As humans, we are often stuck in some form of limbo purgatory. The
time we don’t spend looking towards the future is often compensated with the
desire to stick our heads into the past. We find ourselves dusting off the
old family albums, laughing at the "good
old days" and envying the carefree
act of being young and naïve whilst also wishing it was the Saturday to come.
Now, at a time where it is so easy to store and access images on
the online world, there seems something pure about tucking away old printed
photographs in little plastic wallets. We all love looking back and longing
over the years we can’t reach. But, it’s usually your own family – rather than
a family of strangers – that we tend to reminisce over.
In current times, as it’s so easy to view the lives of celebrities
through the internet, we often believe that we know everything about their
lives. We forget that a still image or short video clip cannot possibly reflect
every 24 hour day in a 7 day week of a 365 day year. But Andrew Birkin, younger
brother of the actress, singer and namesake of the popular Birkin bag Jane
Birkin, has given her love affair with French singer Serge Gainsbourg this
family treatment.
In a book consisting of 160 mostly unseen photographs, Andrew
shares his take on France’s most glamorous couple with his own view down the
camera lens. The nostalgic images spin us back to the ever-so desired swinging
sixties and seventies; each snapshot paired with a short caption to help tell
the story of Jane and Serge’s public and passionate 12 year love affair that
stole the hearts of a generation.
Jane Birkin, although based in France, was born in England in
1946. After a short marriage to composer John Barry, with whom she had her
oldest child Kate, she met Serge Gainsbourg whilst working on a low-budget
French film, Slogan, in Paris. At
first, it was a relationship based on hatred. He was playing the part of her
lover, yet he came across arrogant and Jane believed he despised of her. Just days later, however, he was accompanying her to dinner – at which Andrew (and his
camera) was present.
The pair, along with young Kate, moved south to St Tropez in 1969
in order for Jane to take up a part as an actress in the French film La Piscine. Andrew, his camera strapped
to him at all times, embarked on this trip with them. It is pictures he
captures at times like these that line the pages of this photo album. Images
that show the couple as two, down to earth human beings rather than two of the
biggest stars to walk the streets of France. It really is the optimum of the French
phrase c’est la vie.
1969, also documented in the album, was the year of Je T’aime Moi Non Plus. This famous
duet, recorded by the pair, is a song that was both suggestive and
controversial but at the same time, completely captured people’s attention in the best of ways. By August, the track had been banned by the Vatican, the BBC and even
the Pope as its eroticism and heavy breathing was considered shocking
and inappropriate. This dispute, of course, sent it sailing up the charts where
it earned the number 1 spot in England and the number 2 spot in Ireland.

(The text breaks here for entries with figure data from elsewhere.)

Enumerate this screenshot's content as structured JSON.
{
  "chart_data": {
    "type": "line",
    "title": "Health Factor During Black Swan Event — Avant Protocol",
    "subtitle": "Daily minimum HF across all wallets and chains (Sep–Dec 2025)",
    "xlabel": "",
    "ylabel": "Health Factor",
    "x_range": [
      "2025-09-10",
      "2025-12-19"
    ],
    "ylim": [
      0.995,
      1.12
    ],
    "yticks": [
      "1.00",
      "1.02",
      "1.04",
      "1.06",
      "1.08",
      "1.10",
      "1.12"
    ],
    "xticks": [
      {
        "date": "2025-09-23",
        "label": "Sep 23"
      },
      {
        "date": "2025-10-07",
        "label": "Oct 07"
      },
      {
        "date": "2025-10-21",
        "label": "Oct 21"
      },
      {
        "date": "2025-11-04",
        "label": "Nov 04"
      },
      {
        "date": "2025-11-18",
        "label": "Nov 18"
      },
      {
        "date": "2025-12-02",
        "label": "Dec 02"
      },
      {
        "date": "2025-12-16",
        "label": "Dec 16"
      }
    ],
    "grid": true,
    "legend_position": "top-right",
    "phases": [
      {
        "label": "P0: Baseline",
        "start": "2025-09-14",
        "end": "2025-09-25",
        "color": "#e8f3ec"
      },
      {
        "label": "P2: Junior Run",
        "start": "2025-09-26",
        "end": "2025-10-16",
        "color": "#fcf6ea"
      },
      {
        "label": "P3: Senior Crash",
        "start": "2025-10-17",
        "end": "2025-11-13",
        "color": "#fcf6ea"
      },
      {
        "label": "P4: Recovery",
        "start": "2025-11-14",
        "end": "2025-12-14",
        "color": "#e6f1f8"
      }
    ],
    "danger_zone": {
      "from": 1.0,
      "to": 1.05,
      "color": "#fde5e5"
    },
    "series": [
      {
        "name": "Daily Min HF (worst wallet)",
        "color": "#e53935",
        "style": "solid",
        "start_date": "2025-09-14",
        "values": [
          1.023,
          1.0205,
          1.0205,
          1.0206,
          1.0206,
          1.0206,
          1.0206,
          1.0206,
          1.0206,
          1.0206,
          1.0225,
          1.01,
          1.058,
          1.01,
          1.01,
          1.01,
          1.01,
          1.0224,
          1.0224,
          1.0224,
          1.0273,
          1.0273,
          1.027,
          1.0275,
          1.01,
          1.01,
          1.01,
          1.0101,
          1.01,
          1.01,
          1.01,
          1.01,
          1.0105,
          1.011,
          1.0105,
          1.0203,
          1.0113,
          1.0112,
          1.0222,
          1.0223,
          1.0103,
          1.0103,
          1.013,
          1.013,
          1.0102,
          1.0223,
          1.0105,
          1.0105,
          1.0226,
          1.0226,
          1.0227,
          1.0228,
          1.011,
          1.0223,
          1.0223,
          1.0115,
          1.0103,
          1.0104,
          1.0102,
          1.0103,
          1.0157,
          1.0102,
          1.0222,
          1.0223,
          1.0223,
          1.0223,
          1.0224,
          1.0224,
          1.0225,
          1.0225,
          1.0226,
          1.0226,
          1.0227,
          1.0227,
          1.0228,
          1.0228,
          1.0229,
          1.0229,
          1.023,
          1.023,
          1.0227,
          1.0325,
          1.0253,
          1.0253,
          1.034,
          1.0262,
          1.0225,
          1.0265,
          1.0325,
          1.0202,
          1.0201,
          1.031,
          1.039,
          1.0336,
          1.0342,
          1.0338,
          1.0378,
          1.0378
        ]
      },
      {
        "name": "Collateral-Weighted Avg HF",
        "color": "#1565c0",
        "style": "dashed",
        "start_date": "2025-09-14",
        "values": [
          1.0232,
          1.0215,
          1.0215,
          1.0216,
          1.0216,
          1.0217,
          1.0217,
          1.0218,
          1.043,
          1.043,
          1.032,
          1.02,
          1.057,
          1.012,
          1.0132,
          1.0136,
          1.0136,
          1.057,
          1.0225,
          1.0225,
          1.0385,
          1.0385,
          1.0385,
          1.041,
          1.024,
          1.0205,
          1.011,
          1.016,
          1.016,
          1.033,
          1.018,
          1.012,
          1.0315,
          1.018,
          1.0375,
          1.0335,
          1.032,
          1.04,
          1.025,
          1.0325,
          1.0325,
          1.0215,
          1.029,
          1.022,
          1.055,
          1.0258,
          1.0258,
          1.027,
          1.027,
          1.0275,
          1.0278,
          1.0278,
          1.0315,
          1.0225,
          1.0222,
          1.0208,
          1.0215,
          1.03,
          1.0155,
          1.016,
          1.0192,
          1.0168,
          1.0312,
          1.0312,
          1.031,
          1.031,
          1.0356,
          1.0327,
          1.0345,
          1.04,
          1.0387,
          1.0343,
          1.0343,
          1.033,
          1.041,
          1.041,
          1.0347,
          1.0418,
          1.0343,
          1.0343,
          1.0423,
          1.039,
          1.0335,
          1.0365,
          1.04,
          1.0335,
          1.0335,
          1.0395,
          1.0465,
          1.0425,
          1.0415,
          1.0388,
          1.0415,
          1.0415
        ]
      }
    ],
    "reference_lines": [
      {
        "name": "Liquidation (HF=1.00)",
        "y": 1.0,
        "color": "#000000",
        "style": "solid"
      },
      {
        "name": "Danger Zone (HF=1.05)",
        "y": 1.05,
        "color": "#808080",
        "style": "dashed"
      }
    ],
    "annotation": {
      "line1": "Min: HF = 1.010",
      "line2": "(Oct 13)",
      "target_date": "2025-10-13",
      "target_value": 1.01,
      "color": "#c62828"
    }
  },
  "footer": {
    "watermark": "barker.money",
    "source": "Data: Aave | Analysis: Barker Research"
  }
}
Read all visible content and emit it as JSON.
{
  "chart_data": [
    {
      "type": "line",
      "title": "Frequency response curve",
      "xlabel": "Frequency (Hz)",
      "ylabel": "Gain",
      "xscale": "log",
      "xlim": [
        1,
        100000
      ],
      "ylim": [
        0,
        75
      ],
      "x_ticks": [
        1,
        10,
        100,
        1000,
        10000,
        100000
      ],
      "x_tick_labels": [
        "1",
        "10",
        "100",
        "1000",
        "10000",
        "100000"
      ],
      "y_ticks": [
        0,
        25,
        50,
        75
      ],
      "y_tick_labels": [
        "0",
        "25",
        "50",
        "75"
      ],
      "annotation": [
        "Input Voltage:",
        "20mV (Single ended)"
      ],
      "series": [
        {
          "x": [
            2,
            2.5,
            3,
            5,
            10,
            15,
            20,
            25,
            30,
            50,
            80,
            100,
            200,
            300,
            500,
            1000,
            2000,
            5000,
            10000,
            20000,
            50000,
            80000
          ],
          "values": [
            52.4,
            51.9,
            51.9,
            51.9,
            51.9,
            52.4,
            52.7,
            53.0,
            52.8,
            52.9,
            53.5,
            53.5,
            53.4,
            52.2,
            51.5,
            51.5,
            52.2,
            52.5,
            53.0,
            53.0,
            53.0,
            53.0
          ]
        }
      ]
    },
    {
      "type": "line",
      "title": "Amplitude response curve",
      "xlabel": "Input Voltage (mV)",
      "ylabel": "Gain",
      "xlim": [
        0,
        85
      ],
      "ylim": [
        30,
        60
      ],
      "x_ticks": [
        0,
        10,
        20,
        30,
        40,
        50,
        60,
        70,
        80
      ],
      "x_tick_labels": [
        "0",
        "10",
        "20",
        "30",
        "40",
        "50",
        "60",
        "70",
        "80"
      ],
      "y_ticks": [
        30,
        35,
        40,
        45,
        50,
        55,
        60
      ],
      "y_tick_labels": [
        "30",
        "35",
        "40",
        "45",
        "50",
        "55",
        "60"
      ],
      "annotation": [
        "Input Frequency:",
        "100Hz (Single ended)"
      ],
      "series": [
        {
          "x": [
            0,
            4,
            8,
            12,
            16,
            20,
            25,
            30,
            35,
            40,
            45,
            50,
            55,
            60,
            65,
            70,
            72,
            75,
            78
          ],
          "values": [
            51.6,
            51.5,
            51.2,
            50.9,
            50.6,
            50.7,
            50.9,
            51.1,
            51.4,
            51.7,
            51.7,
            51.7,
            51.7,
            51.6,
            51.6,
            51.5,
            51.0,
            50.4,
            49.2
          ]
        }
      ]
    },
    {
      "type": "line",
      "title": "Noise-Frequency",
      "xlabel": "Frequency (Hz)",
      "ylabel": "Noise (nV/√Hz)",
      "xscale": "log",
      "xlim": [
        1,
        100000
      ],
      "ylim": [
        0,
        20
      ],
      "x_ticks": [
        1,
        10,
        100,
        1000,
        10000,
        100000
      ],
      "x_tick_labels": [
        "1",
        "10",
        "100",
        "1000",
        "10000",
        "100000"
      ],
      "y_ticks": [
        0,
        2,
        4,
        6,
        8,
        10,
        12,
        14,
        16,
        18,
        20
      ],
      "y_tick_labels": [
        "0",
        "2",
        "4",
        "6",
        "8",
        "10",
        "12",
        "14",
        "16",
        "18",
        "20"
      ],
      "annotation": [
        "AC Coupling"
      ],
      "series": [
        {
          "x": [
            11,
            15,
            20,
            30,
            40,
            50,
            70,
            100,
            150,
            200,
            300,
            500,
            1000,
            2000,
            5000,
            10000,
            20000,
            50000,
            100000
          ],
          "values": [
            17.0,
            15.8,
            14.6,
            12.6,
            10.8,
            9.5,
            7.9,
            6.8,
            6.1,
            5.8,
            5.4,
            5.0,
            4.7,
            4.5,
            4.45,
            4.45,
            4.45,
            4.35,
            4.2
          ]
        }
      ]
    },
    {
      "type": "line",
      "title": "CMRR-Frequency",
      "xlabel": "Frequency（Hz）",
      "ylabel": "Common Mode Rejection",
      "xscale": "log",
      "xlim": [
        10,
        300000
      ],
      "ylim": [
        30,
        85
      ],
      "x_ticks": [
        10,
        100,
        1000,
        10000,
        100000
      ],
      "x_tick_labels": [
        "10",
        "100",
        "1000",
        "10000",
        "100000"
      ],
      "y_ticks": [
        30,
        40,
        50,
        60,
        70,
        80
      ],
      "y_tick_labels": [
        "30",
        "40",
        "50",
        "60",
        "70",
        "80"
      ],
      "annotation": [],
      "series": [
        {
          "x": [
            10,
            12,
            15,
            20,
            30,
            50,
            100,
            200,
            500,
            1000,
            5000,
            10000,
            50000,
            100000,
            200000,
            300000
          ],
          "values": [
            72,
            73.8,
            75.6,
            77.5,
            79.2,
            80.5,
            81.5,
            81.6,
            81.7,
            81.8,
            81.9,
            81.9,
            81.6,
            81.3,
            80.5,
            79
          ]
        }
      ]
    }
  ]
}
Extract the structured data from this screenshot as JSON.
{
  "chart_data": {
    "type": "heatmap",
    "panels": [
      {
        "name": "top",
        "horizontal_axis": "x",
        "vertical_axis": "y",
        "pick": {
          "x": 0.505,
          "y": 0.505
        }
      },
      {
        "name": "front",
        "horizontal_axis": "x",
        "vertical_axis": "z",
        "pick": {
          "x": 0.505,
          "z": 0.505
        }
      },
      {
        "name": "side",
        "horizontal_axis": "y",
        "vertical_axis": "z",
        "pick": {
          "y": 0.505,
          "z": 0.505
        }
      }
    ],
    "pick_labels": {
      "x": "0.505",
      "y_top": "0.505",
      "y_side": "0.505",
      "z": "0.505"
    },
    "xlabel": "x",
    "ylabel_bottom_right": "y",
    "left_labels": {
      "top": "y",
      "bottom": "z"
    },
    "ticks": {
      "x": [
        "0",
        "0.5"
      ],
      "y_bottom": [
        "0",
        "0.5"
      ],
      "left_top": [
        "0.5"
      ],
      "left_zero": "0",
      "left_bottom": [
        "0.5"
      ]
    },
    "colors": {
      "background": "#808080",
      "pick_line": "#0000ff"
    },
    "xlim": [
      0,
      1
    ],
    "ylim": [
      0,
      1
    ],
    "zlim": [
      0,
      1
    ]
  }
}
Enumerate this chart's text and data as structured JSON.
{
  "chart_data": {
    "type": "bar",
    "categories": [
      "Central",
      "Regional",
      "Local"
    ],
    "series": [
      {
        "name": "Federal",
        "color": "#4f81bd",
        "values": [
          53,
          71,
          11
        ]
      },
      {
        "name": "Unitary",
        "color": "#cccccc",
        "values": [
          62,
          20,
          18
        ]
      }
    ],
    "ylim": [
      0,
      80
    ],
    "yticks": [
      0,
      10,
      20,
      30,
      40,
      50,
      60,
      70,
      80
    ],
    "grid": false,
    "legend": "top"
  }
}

Another key event in the Gainsbourg-Birkin timeline that Andrew
captured within the walls of the album is the birth of the pairs only child,
Charlotte Gainsbourg. So it was during these pages that three became four – or five if you
wish to count Serge’s Yorkshire Bull Terrier Nana, a present in England from
Jane who lived alongside her, Serge, Kate and Charlotte.
Now, decades on, we can witness the four as they grew as people.
It’s the intimate moments that make this so real: the couple in the back of a
taxi in Cannes, Serge pulling faces as he sits playing piano in their
apartment, Charlotte nursing a small rabbit amongst the grass and Jane and Kate
making the crossing to the Isle of Wight to visit her parents.
As people, we all love reading the words of a good page turner, a
book that will capture our imaginations or act as something we can relate to,
but we often forget photographs can tell just as much of a story as our words
can. It’s the power of Andrew’s album, documenting from their earliest days
until their 1980 split that allows us to act as a frequent presence in their
lives, as if we too are their relatives in a nostalgic attempt to relive a time
that is just out of reach.
Jane and Serge: A Family Album by Andrew Birkin features an
introduction by Jane herself, illustrations by Andrew, 160 unpublished family
photographs as well as an added contact sheet booklet, fold out poster, five
photo prints, a sticker sheet, and an embroidered patch.